Biological factors that may impair transplacental transfer of RSV antibodies: Implications for maternal immunization policy and research priorities for low- and middle-income countries

Abstract

Respiratory syncytial virus (RSV) is the leading viral cause of acute lower respiratory tract infection (ALRI), including bronchiolitis and pneumonia, in infants and children worldwide. Protection against RSV is primarily antibody mediated and passively acquired RSV neutralizing antibody can protect infants from RSV ALRI. Maternal immunization is an attractive strategy for the prevention of RSV in early infancy when immune responses to active immunization may be suboptimal and most severe RSV disease and death occur. However, several biologic factors have been shown to potentially attenuate or interfere with the transfer of protective naturally acquired antibodies from mother to fetus and could therefore also reduce vaccine effectiveness through impairment of transfer of vaccine-induced antibodies. Many of these factors are prevalent in low- and middle-income countries (LMIC) which experience the greatest burden of RSV-associated mortality; more data are needed to understand these mechanisms in the context of RSV maternal immunization.
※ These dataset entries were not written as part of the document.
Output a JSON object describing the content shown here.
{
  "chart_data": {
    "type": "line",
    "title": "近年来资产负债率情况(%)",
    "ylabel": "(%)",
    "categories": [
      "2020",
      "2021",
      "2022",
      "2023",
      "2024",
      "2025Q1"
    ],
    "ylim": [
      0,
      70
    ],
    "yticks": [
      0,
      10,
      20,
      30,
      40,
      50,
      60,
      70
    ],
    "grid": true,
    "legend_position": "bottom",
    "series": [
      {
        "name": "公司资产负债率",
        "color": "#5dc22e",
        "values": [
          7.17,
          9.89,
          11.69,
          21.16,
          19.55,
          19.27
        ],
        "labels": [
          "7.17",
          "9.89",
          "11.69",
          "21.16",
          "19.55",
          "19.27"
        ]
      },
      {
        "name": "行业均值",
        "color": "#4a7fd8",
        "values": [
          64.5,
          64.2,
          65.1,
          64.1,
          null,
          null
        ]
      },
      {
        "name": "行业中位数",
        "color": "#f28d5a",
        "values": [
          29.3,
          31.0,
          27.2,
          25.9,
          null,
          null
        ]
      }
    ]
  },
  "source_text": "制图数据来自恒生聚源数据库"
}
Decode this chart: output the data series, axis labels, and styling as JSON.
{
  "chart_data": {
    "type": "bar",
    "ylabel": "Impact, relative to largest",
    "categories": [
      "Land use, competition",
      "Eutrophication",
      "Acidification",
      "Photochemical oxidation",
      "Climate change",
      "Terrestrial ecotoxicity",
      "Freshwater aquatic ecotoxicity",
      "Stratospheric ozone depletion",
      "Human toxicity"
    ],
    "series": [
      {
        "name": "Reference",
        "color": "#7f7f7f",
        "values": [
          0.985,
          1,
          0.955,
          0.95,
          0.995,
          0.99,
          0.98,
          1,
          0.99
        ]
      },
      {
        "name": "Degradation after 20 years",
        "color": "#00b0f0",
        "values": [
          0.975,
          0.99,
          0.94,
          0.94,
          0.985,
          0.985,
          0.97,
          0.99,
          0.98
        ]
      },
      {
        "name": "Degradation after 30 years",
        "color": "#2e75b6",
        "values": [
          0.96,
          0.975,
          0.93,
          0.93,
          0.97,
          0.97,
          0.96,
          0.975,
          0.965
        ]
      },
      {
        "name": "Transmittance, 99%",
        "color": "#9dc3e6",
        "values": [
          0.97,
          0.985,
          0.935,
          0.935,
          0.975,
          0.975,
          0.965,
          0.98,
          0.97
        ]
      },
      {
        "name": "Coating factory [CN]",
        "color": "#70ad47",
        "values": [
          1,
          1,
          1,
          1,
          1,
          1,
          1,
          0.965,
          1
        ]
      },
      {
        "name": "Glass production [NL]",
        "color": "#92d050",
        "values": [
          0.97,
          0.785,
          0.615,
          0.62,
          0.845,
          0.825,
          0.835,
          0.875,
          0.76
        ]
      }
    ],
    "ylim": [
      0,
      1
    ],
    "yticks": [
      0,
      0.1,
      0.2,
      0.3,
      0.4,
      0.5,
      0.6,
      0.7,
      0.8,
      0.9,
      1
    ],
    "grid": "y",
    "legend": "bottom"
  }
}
This review will focus on what is currently known about biologic conditions that may impair RSV antibody transfer, including preterm delivery, low birthweight, maternal HIV infection, placental malaria, and hypergammaglobulinemia (high levels of maternal total IgG). Key data gaps and priority areas for research are highlighted and include improved understanding of the epidemiology of hypergammaglobulinemia and the mechanisms by which it may impair antibody transfer. Key considerations for ensuring optimal vaccine effectiveness in LMICs are also discussed.
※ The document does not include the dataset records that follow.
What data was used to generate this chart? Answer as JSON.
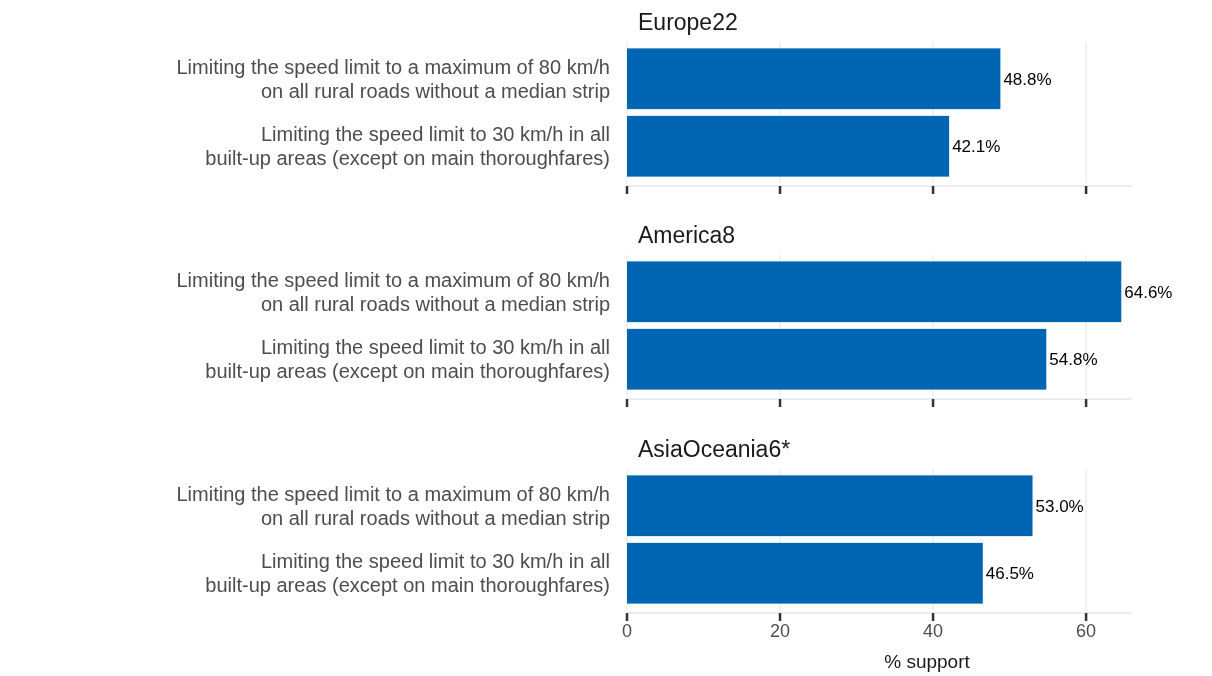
{
  "chart_data": [
    {
      "type": "bar",
      "orientation": "horizontal",
      "title": "Europe22",
      "categories": [
        "Limiting the speed limit to a maximum of 80 km/h\non all rural roads without a median strip",
        "Limiting the speed limit to 30 km/h in all\nbuilt-up areas (except on main thoroughfares)"
      ],
      "values": [
        48.8,
        42.1
      ],
      "value_labels": [
        "48.8%",
        "42.1%"
      ],
      "color": "#0066b3",
      "xlim": [
        0,
        66
      ],
      "xticks": [
        0,
        20,
        40,
        60
      ],
      "grid": "x",
      "tick_labels": "y"
    },
    {
      "type": "bar",
      "orientation": "horizontal",
      "title": "America8",
      "categories": [
        "Limiting the speed limit to a maximum of 80 km/h\non all rural roads without a median strip",
        "Limiting the speed limit to 30 km/h in all\nbuilt-up areas (except on main thoroughfares)"
      ],
      "values": [
        64.6,
        54.8
      ],
      "value_labels": [
        "64.6%",
        "54.8%"
      ],
      "color": "#0066b3",
      "xlim": [
        0,
        66
      ],
      "xticks": [
        0,
        20,
        40,
        60
      ],
      "grid": "x",
      "tick_labels": "y"
    },
    {
      "type": "bar",
      "orientation": "horizontal",
      "title": "AsiaOceania6*",
      "xlabel": "% support",
      "categories": [
        "Limiting the speed limit to a maximum of 80 km/h\non all rural roads without a median strip",
        "Limiting the speed limit to 30 km/h in all\nbuilt-up areas (except on main thoroughfares)"
      ],
      "values": [
        53.0,
        46.5
      ],
      "value_labels": [
        "53.0%",
        "46.5%"
      ],
      "color": "#0066b3",
      "xlim": [
        0,
        66
      ],
      "xticks": [
        0,
        20,
        40,
        60
      ],
      "grid": "x"
    }
  ]
}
Keywords: Hypergammaglobulinemia; Maternal immunization; Passive immunization; Respiratory syncytial virus; Transplacental antibody transport.

Fig. 1

Transplacental antibody transfer ratios by gestational week and IgG subtype. Percentages of placental transfer ratios of IgG subclasses delivered to preterm and term newborns in different gestational weeks. IgG1 shows a peak transfer ratio at 37 weeks of pregnancy. IgG2 transfer ratios are always lower than other IgG .

Fig. 2

Mechanisms by which hypergammaglobulinemia may impair transplacental transfer. Created with BioRender.com. Panels illustrate normal placental interface (left) and placental interface with hypergammaglobulinemia (right); in the presence of hypergammaglobulinemia, high levels of non-specific and often low-quality IgG are produced and thought to either saturate the finite number of Fc receptors at the placental interface (in effect causing a ‘traffic jam’), or outcompete other IgG with lower affinity for the FcRn.